Management focuses primarily on lifestyle modification. Evidence-based interventions include:

  • Weight loss of 7–10% body weight (shown to improve hepatic steatosis)

  • Mediterranean-style diet rich in vegetables, whole grains, and healthy fats

  • Regular physical activity (150 minutes moderate-intensity aerobic exercise weekly, plus muscle-strengthening activities on at least two days per week, per UK Chief Medical Officers' guidelines)

  • Diabetes and lipid management according to NICE guidelines

  • Alcohol limitation in line with UK Chief Medical Officers' low-risk drinking guidelines (no more than 14 units per week, spread across at least three days, with several alcohol-free days)

Referral to hepatology services may be appropriate for patients with evidence of advanced fibrosis (indeterminate or high-risk non-invasive scores), persistently abnormal liver function tests despite lifestyle modification, or diagnostic uncertainty. The NHS offers specialist liver clinics where comprehensive assessment, including transient elastography to assess liver stiffness, can be performed. Early engagement with healthcare services enables appropriate risk stratification and prevents progression to cirrhosis and its complications.

Frequently Asked Questions

Can fatty liver disease make you gassy?

Fatty liver disease does not directly cause excessive gas production. However, shared dietary patterns—such as high intake of refined carbohydrates and processed foods—may lead to both NAFLD and increased flatulence through altered gut fermentation.

What digestive symptoms does fatty liver actually cause?

Most people with fatty liver disease have no symptoms, but some experience right upper quadrant discomfort from liver enlargement. Bloating and nausea may occur, though these are non-specific and often relate to concurrent conditions rather than the liver itself.

How do I know if my flatulence is related to my liver?

Flatulence alone is unlikely to indicate liver disease. Seek medical advice if excessive gas occurs alongside jaundice, persistent right upper quadrant pain, unexplained weight loss, dark urine, or pale stools, as these suggest more serious hepatic or biliary conditions.

Can NAFLD and IBS occur together?

Yes, there is limited evidence suggesting possible overlap between NAFLD and irritable bowel syndrome (IBS). Shared metabolic disturbances, altered gut microbiome composition, and dietary factors may explain this association rather than one condition directly causing the other.

What tests should I have if I have fatty liver and digestive problems?

Your GP may arrange blood tests (including liver function tests and coeliac serology), stool tests if inflammatory bowel disease is suspected, and ultrasound to confirm hepatic steatosis. Non-invasive fibrosis risk stratification using FIB-4 or NAFLD fibrosis score is recommended for all adults with confirmed NAFLD.

Will losing weight help both my fatty liver and bloating?

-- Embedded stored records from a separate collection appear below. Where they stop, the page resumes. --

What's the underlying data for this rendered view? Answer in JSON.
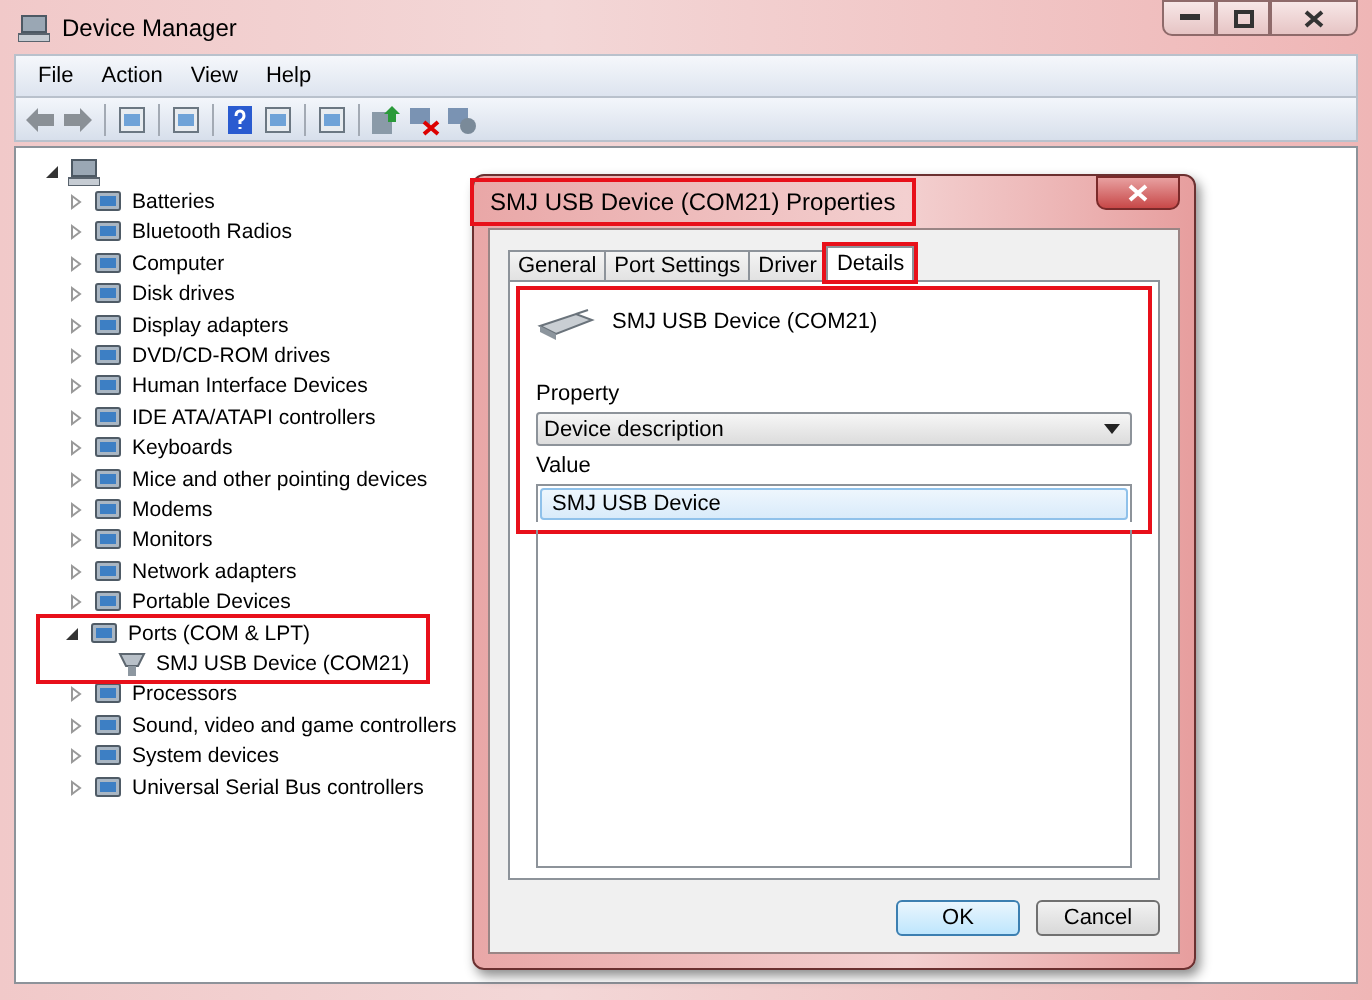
{
  "window": {
    "title": "Device Manager"
  },
  "menu": [
    "File",
    "Action",
    "View",
    "Help"
  ],
  "tree": {
    "expanded": true,
    "children": [
      {
        "label": "Batteries",
        "expanded": false,
        "highlighted": false
      },
      {
        "label": "Bluetooth Radios",
        "expanded": false,
        "highlighted": false
      },
      {
        "label": "Computer",
        "expanded": false,
        "highlighted": false
      },
      {
        "label": "Disk drives",
        "expanded": false,
        "highlighted": false
      },
      {
        "label": "Display adapters",
        "expanded": false,
        "highlighted": false
      },
      {
        "label": "DVD/CD-ROM drives",
        "expanded": false,
        "highlighted": false
      },
      {
        "label": "Human Interface Devices",
        "expanded": false,
        "highlighted": false
      },
      {
        "label": "IDE ATA/ATAPI controllers",
        "expanded": false,
        "highlighted": false
      },
      {
        "label": "Keyboards",
        "expanded": false,
        "highlighted": false
      },
      {
        "label": "Mice and other pointing devices",
        "expanded": false,
        "highlighted": false
      },
      {
        "label": "Modems",
        "expanded": false,
        "highlighted": false
      },
      {
        "label": "Monitors",
        "expanded": false,
        "highlighted": false
      },
      {
        "label": "Network adapters",
        "expanded": false,
        "highlighted": false
      },
      {
        "label": "Portable Devices",
        "expanded": false,
        "highlighted": false
      },
      {
        "label": "Ports (COM & LPT)",
        "expanded": true,
        "highlighted": true,
        "children": [
          {
            "label": "SMJ USB Device (COM21)"
          }
        ]
      },
      {
        "label": "Processors",
        "expanded": false,
        "highlighted": false
      },
      {
        "label": "Sound, video and game controllers",
        "expanded": false,
        "highlighted": false
      },
      {
        "label": "System devices",
        "expanded": false,
        "highlighted": false
      },
      {
        "label": "Universal Serial Bus controllers",
        "expanded": false,
        "highlighted": false
      }
    ]
  },
  "dialog": {
    "title": "SMJ USB Device (COM21) Properties",
    "title_highlighted": true,
    "tabs": [
      {
        "label": "General",
        "selected": false,
        "highlighted": false
      },
      {
        "label": "Port Settings",
        "selected": false,
        "highlighted": false
      },
      {
        "label": "Driver",
        "selected": false,
        "highlighted": false
      },
      {
        "label": "Details",
        "selected": true,
        "highlighted": true
      }
    ],
    "details_highlighted": true,
    "device_name": "SMJ USB Device (COM21)",
    "property_label": "Property",
    "property_value": "Device description",
    "value_label": "Value",
    "values": [
      "SMJ USB Device"
    ],
    "buttons": [
      "OK",
      "Cancel"
    ]
  }
}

Yes, weight loss of 7–10% body weight can improve hepatic steatosis and may reduce bloating if related to dietary factors or metabolic syndrome. A Mediterranean-style diet and regular physical activity benefit both liver health and digestive function through improved metabolism and gut microbiome composition.


Disclaimer & Editorial Standards

The health-related content published on this site is based on credible scientific sources and is periodically reviewed to ensure accuracy and relevance. Although we aim to reflect the most current medical knowledge, the material is meant for general education and awareness only.

The information on this site is not a substitute for professional medical advice. For any health concerns, please speak with a qualified medical professional. By using this information, you acknowledge responsibility for any decisions made and understand we are not liable for any consequences that may result.